Given our tool, we can construct the agent:

In [None]:
from langchain.agents import create_agent

tools = [retrieve_context]
# If desired, specify custom instructions
prompt = (
    "You have access to a tool that retrieves context from a blog post. "
    "Use the tool to help answer user queries."
)
agent = create_agent(model, tools, system_prompt=prompt)

Let’s test this out. We construct a question that would typically require an iterative sequence of retrieval steps to answer:

In [None]:
query = (
    "What is the standard method for Task Decomposition?\n\n"
    "Once you get the answer, look up common extensions of that method."
)

In [None]:
for event in agent.stream(
    {
        "messages": [
            {"role": "user", "content": query}
        ]
    },
    stream_mode="values",
):
    event["messages"][-1].pretty_print()


What is the standard method for Task Decomposition?

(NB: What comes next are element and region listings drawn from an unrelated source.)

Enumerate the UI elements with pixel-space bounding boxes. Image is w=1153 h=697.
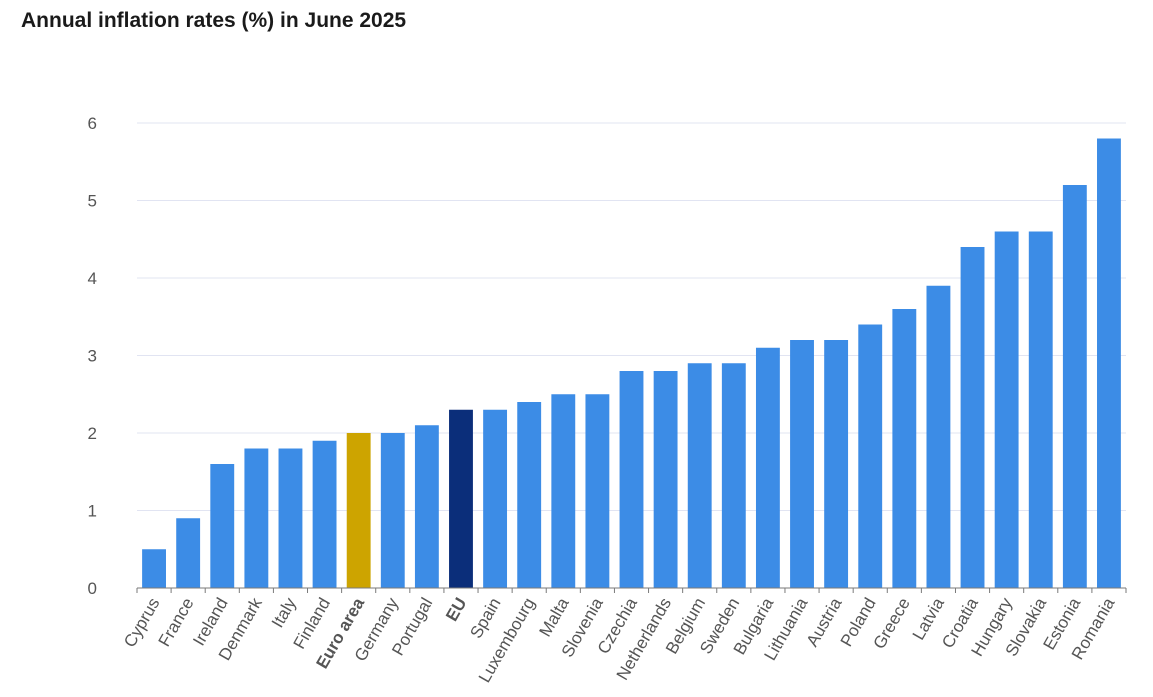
bar (176, 518, 201, 588)
bar (824, 340, 849, 588)
y-axis-ticks: 0 1 2 3 4 5 6 (88, 114, 97, 598)
bar (210, 464, 235, 588)
bar (721, 363, 746, 588)
bars (142, 138, 1121, 588)
y-tick-label: 1 (88, 502, 97, 521)
y-tick-label: 0 (88, 579, 97, 598)
bar (755, 347, 780, 588)
y-tick-label: 4 (88, 269, 97, 288)
bar (414, 425, 439, 588)
bar (278, 448, 303, 588)
bar (926, 285, 951, 588)
bar (585, 394, 610, 588)
y-tick-label: 6 (88, 114, 97, 133)
y-tick-label: 5 (88, 192, 97, 211)
bar (619, 371, 644, 588)
x-tick-label: Italy (268, 594, 300, 631)
bar (687, 363, 712, 588)
bar (960, 247, 985, 588)
y-tick-label: 2 (88, 424, 97, 443)
bar (994, 231, 1019, 588)
bar (380, 433, 405, 588)
bar (346, 433, 371, 588)
bar (1097, 138, 1121, 588)
bar (858, 324, 883, 588)
bar (892, 309, 917, 588)
bar (312, 440, 337, 588)
bar (1028, 231, 1053, 588)
bar (653, 371, 678, 588)
bar (1062, 185, 1087, 588)
bar (551, 394, 576, 588)
bar (790, 340, 814, 588)
bar (244, 448, 269, 588)
x-tick-label: EU (442, 595, 470, 625)
bar (142, 549, 166, 588)
bar (449, 409, 473, 588)
chart-title: Annual inflation rates (%) in June 2025 (21, 9, 407, 32)
bar (483, 409, 508, 588)
y-tick-label: 3 (88, 347, 97, 366)
bar (517, 402, 542, 588)
x-axis (136, 587, 1127, 593)
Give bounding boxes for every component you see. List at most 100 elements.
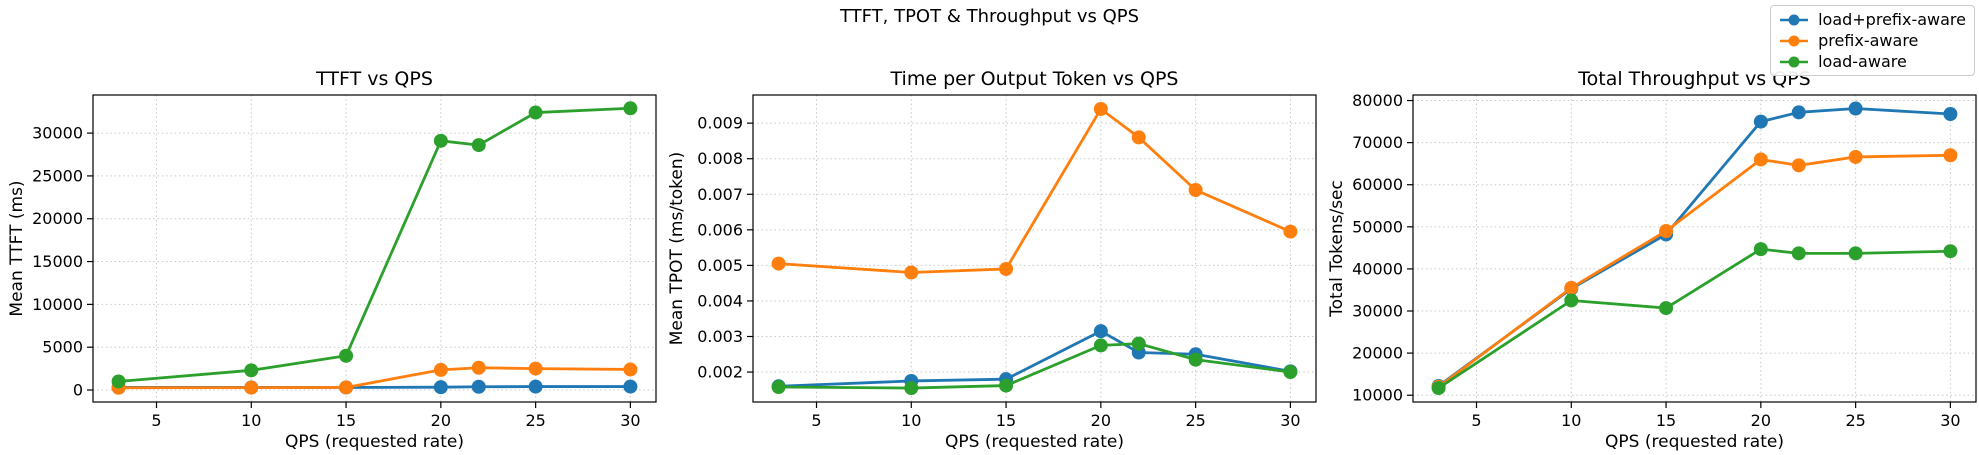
data-point-prefix-aware — [433, 362, 448, 377]
data-point-prefix-aware — [1564, 280, 1579, 295]
y-tick-label: 30000 — [32, 124, 83, 143]
x-tick-label: 20 — [431, 411, 451, 430]
data-point-load-aware — [1093, 338, 1108, 353]
data-point-load-aware — [111, 374, 126, 389]
data-point-load+prefix-aware — [1093, 324, 1108, 339]
y-tick-label: 0.004 — [697, 291, 743, 310]
x-tick-label: 20 — [1091, 411, 1111, 430]
y-tick-label: 20000 — [32, 209, 83, 228]
x-tick-label: 30 — [1280, 411, 1300, 430]
y-axis-label: Mean TTFT (ms) — [7, 180, 27, 316]
legend-item-label: prefix-aware — [1818, 31, 1919, 50]
y-tick-label: 5000 — [42, 338, 83, 357]
data-point-prefix-aware — [1753, 152, 1768, 167]
data-point-load+prefix-aware — [471, 379, 486, 394]
series-line-load+prefix-aware — [1437, 107, 1951, 388]
data-point-load+prefix-aware — [1753, 114, 1768, 129]
data-point-load-aware — [904, 381, 919, 396]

Once you get the answer, look up common extensions of that method.
Tool Calls:
  retrieve_context (call_lI0BfjBTxIX6ONTlLiHm47N3)
 Call ID: call_lI0BfjBTxIX6ONTlLiHm47N3
  Args:
    query: standard method for Task Decomposition
Name: retrieve_context

Source: {'source': 'https://lilianweng.github.io/posts/2023-06-23-agent/', 'start_index': 2578, '_id': 'de63b1e592ff49b88e43cf0a642d1bd3', '_collection_name': 'test'}
Content: Task decomposition can be done (1) by LLM with simple prompting like "Steps for XYZ.\n1.", "What are the subgoals for achieving XYZ?", (2) by using task-specific instructions; e.g. "Write a story outline." for writing a novel, or (3) with human inputs.
Another quite distinct approach, LLM+P (Liu et al. 2023), involves relying on an external classical planner to do long-horizon planning. This approach utilizes the Planning Domain Definition Language (PDDL) as an intermediate interface to describe the planning prob

Note that the agent:
1. Generates a query to search for a standard method for task decomposition.
2. Receiving the answer, generates a second query to search for common extensions of it.
3. Having received all necessary context, answers the question.